The ball is thrown from a certain height vertically down onto a horizontal platform at a speed of 20 m / s.

The ball is thrown from a certain height vertically down onto a horizontal platform at a speed of 20 m / s. How much above the initial level will the ball bounce? the impact is considered absolutely elastic

V0 = 20 m / s.

g = 10 m / s2.

Δh -?

Δh = h – h0, where h is the maximum height of the ball after bouncing, h0 is the height from which the ball is thrown.

If we consider the impact of the ball on the platform as absolutely elastic, then this means that the law of conservation of total mechanical energy is valid during the impact.

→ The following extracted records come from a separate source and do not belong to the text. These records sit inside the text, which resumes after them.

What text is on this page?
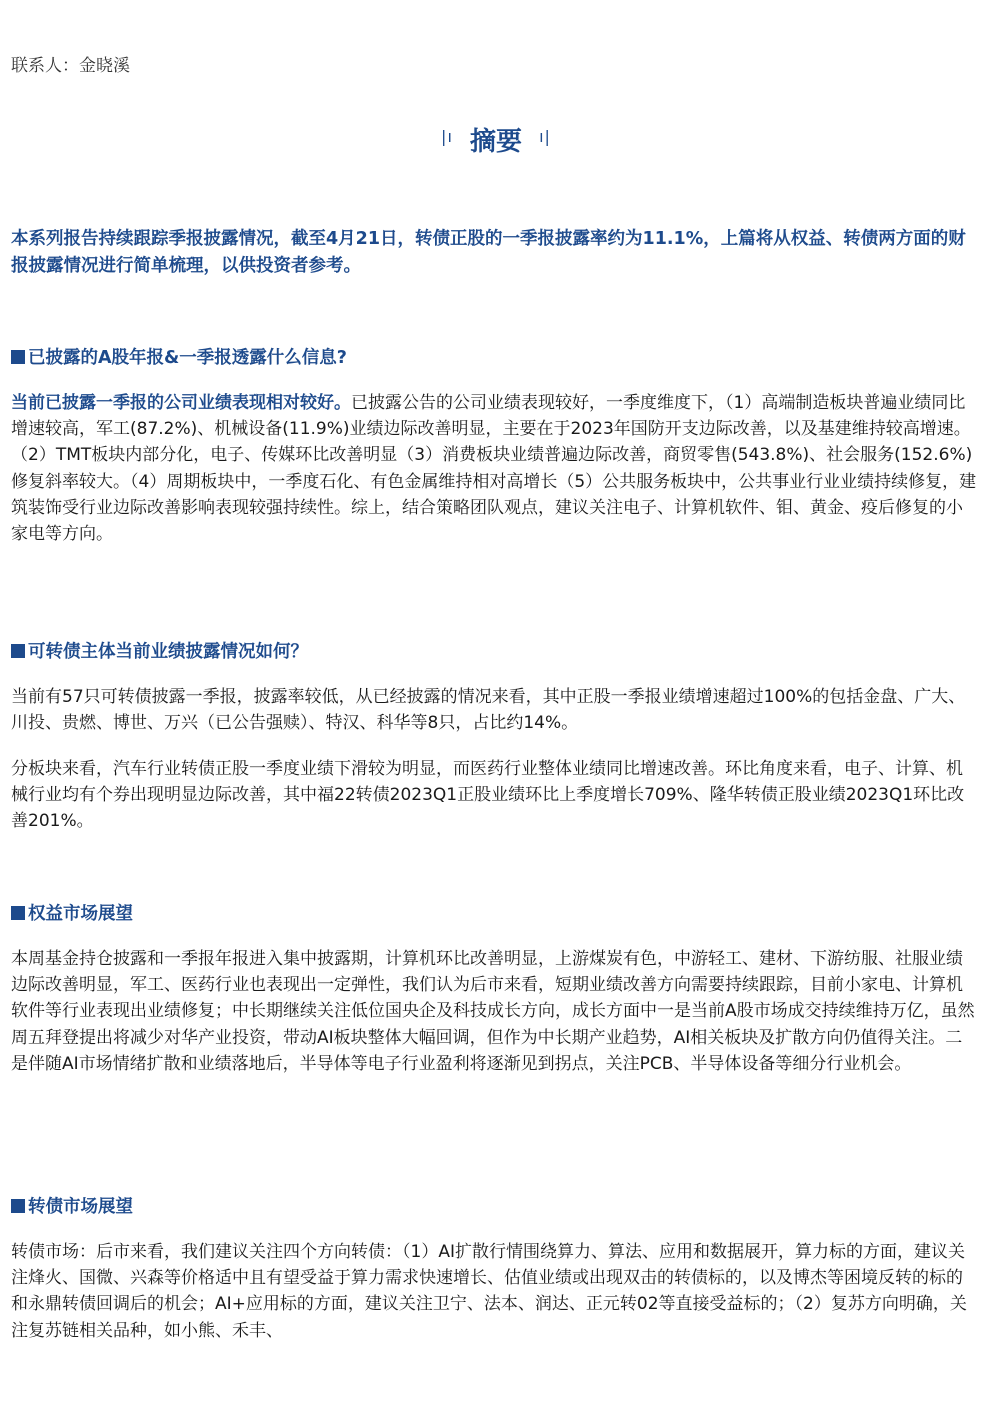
联系人：金晓溪
|ı 摘要 ı|

本系列报告持续跟踪季报披露情况，截至4月21日，转债正股的一季报披露率约为11.1%，上篇将从权益、转债两方面的财报披露情况进行简单梳理，以供投资者参考。

已披露的A股年报&一季报透露什么信息?

当前已披露一季报的公司业绩表现相对较好。已披露公告的公司业绩表现较好，一季度维度下，（1）高端制造板块普遍业绩同比增速较高，军工(87.2%)、机械设备(11.9%)业绩边际改善明显，主要在于2023年国防开支边际改善，以及基建维持较高增速。（2）TMT板块内部分化，电子、传媒环比改善明显（3）消费板块业绩普遍边际改善，商贸零售(543.8%)、社会服务(152.6%)修复斜率较大。（4）周期板块中，一季度石化、有色金属维持相对高增长（5）公共服务板块中，公共事业行业业绩持续修复，建筑装饰受行业边际改善影响表现较强持续性。综上，结合策略团队观点，建议关注电子、计算机软件、钼、黄金、疫后修复的小家电等方向。

可转债主体当前业绩披露情况如何？

当前有57只可转债披露一季报，披露率较低，从已经披露的情况来看，其中正股一季报业绩增速超过100%的包括金盘、广大、川投、贵燃、博世、万兴（已公告强赎）、特汉、科华等8只，占比约14%。

分板块来看，汽车行业转债正股一季度业绩下滑较为明显，而医药行业整体业绩同比增速改善。环比角度来看，电子、计算、机械行业均有个券出现明显边际改善，其中福22转债2023Q1正股业绩环比上季度增长709%、隆华转债正股业绩2023Q1环比改善201%。

权益市场展望

本周基金持仓披露和一季报年报进入集中披露期，计算机环比改善明显，上游煤炭有色，中游轻工、建材、下游纺服、社服业绩边际改善明显，军工、医药行业也表现出一定弹性，我们认为后市来看，短期业绩改善方向需要持续跟踪，目前小家电、计算机软件等行业表现出业绩修复；中长期继续关注低位国央企及科技成长方向，成长方面中一是当前A股市场成交持续维持万亿，虽然周五拜登提出将减少对华产业投资，带动AI板块整体大幅回调，但作为中长期产业趋势，AI相关板块及扩散方向仍值得关注。二是伴随AI市场情绪扩散和业绩落地后，半导体等电子行业盈利将逐渐见到拐点，关注PCB、半导体设备等细分行业机会。

转债市场展望

转债市场：后市来看，我们建议关注四个方向转债：（1）AI扩散行情围绕算力、算法、应用和数据展开，算力标的方面，建议关注烽火、国微、兴森等价格适中且有望受益于算力需求快速增长、估值业绩或出现双击的转债标的，以及博杰等困境反转的标的和永鼎转债回调后的机会；AI+应用标的方面，建议关注卫宁、法本、润达、正元转02等直接受益标的；（2）复苏方向明确，关注复苏链相关品种，如小熊、禾丰、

At the moment of the throw, the total mechanical energy of the ball consists of potential En0 and kinetic energy Ek0. When bouncing off the court at the maximum height, the ball stops, its total mechanical energy will consist only of the potential energy En.

En0 + Ek0 = En.

En0 = m * g * h0, Ek0 = m * V0 ^ 2/2, En = m * g * h.

m * g * h0 + m * V0 ^ 2/2 = m * g * h.

m * g * h – m * g * h0 = m * V0 ^ 2/2.

m * g * (h – h0) = m * V0 ^ 2/2.

h – h0 = m * V0 ^ 2/2 * m * g = V0 ^ 2/2 * g.

Δh = (20 m / s) ^ 2/2 * 10 m / s2 = 20 m.

Answer: the ball will bounce Δh = 20 m higher than the height of the throw.